Les biens d’église ne peuvent être engagés, vendus, ni autrement aliénés, sans une nécessité ou utilité évidente pour l’église, & sans y observer certaines formalités qui sont une enquête de commodo & incommodo, l’autorisation de l’Evêque diocésain, le consentement du patron s’il y en a un, qu’il y ait des publications faites en justice en présence du ministere public, enfin que le contrat d’aliénation soit homologué par le juge royal.

2°. La prescription des biens d’église ne peut être acquise que par quarante ans, à la différence des biens des particuliers, qui, selon le droit commun, se prescrivent par dix ans entre présens, & vingt ans entre absens avec titre, & par trente ans sans titre.

3°. L’immunité des églises consiste en ce qu’elles sont tenues en franche-aumône.
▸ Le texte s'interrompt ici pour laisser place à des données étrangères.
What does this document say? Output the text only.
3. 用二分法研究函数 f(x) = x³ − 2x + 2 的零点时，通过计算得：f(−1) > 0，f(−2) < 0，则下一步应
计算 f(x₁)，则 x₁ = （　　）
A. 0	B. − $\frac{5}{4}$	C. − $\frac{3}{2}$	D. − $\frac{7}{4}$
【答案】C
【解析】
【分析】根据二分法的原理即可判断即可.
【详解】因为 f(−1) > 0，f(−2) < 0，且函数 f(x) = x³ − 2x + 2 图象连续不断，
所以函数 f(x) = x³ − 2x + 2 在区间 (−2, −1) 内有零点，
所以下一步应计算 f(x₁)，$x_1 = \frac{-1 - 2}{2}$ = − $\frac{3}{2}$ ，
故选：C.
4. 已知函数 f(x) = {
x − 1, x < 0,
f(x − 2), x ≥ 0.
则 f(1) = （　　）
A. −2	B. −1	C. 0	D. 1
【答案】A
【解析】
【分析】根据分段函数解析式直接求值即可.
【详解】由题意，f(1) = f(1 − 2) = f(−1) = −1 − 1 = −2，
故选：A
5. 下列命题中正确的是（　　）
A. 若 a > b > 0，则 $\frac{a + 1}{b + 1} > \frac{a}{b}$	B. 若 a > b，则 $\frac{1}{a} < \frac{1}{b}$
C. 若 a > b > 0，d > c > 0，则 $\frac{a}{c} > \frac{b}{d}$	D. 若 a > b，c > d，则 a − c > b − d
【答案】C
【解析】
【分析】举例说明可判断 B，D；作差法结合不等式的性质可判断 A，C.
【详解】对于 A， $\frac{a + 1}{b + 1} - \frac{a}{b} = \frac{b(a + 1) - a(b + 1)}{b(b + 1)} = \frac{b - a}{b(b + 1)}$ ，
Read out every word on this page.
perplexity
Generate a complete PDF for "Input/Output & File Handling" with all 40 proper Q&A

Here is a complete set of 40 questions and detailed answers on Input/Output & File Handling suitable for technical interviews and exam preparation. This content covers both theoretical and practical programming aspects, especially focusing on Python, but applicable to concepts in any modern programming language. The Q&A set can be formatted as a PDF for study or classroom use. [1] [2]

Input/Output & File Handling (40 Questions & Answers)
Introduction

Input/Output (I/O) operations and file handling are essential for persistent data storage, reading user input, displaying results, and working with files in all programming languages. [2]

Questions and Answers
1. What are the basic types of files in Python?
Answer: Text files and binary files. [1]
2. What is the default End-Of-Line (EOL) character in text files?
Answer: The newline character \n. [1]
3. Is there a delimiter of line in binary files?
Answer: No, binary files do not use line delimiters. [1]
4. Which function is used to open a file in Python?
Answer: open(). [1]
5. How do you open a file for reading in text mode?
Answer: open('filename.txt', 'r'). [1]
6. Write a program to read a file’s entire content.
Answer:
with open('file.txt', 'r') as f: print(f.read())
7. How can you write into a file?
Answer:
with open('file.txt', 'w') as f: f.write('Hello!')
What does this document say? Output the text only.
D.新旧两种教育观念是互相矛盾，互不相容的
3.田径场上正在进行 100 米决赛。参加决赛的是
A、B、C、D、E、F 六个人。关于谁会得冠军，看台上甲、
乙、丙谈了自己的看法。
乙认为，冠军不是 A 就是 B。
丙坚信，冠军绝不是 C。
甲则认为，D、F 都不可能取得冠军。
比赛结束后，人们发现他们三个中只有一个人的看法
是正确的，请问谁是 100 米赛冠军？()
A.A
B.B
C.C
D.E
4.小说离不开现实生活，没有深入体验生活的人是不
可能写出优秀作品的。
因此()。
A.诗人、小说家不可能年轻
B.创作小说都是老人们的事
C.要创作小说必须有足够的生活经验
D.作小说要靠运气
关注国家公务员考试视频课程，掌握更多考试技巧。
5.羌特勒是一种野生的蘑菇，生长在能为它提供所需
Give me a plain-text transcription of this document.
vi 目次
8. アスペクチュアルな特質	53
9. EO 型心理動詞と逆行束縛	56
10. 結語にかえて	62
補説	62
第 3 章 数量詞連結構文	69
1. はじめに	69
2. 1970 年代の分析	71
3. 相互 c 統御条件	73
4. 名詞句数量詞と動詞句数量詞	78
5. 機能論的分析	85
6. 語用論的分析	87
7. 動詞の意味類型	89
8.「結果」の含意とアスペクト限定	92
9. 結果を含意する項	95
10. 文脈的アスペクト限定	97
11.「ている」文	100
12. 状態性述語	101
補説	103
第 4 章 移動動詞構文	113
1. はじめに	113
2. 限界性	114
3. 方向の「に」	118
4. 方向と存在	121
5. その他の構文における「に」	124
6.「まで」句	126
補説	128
Le seigneur, qui donne un fonds pour construire une église, cimetiere ou autre lieu sacré, ne se réserve ordinairement aucun droit ni devoir sur les biens par lui donnés, auquel cas on tient communément qu’il ne reste plus ni foi ni jurisdiction sur le fonds, du-moins quant à la chose, mais non pas quant aux personnes qui sont toujours justiciables du juge du lieu ; & même quoique le seigneur ne perçoive aucune redevance sur le fonds, & qu’on ne lui en passe point de déclaration ou aveu, il ne perd pas pour cela sa directe ni son droit de justice sur le fonds même, de sorte que s’il est nécessaire de faire quelqu’acte de jurisdiction dans l’église même, ses officiers sont constamment en droit de le faire.

Le seigneur conserve aussi sur le fonds-aumôné le droit de patronage.

On distingue la pure-aumôme de la tenure en franche-aumône ; la premiere est quand on donne à l’église des biens temporels, produisans un revenu sur lesquels le fief & la jurisdiction demeurent, soit au donateur, s’il a le fief & la jurisdiction sur le lieu, soit au seigneur, si le donateur ne l’est pas ; les héritages donnés à l’église en pure-aumône sont tenus franchement, & sans en payer aucune redevance ni autre droit, si ce n’est ad obsequium precum.

Mais l’église ne possede en franche-aumône ou pure-aumône que ce qui lui a été donné à ce titre ; ses autres biens sont sujets aux mêmes lois que ceux des particuliers.

4°. Une autre immunité des églises, c’étoit le droit d’asyle ; mais ce privilége n’appartenoit pas singulierement à l’église, car il tiroit son origine de ce que dans la loi de Moïse, Dieu avoit lui-même établi six villes de réfuge parmi les Israëlites, où les coupables pouvoient se mettre en sureté, lorsqu’ils n’avoient pas commis un crime de propos délibéré.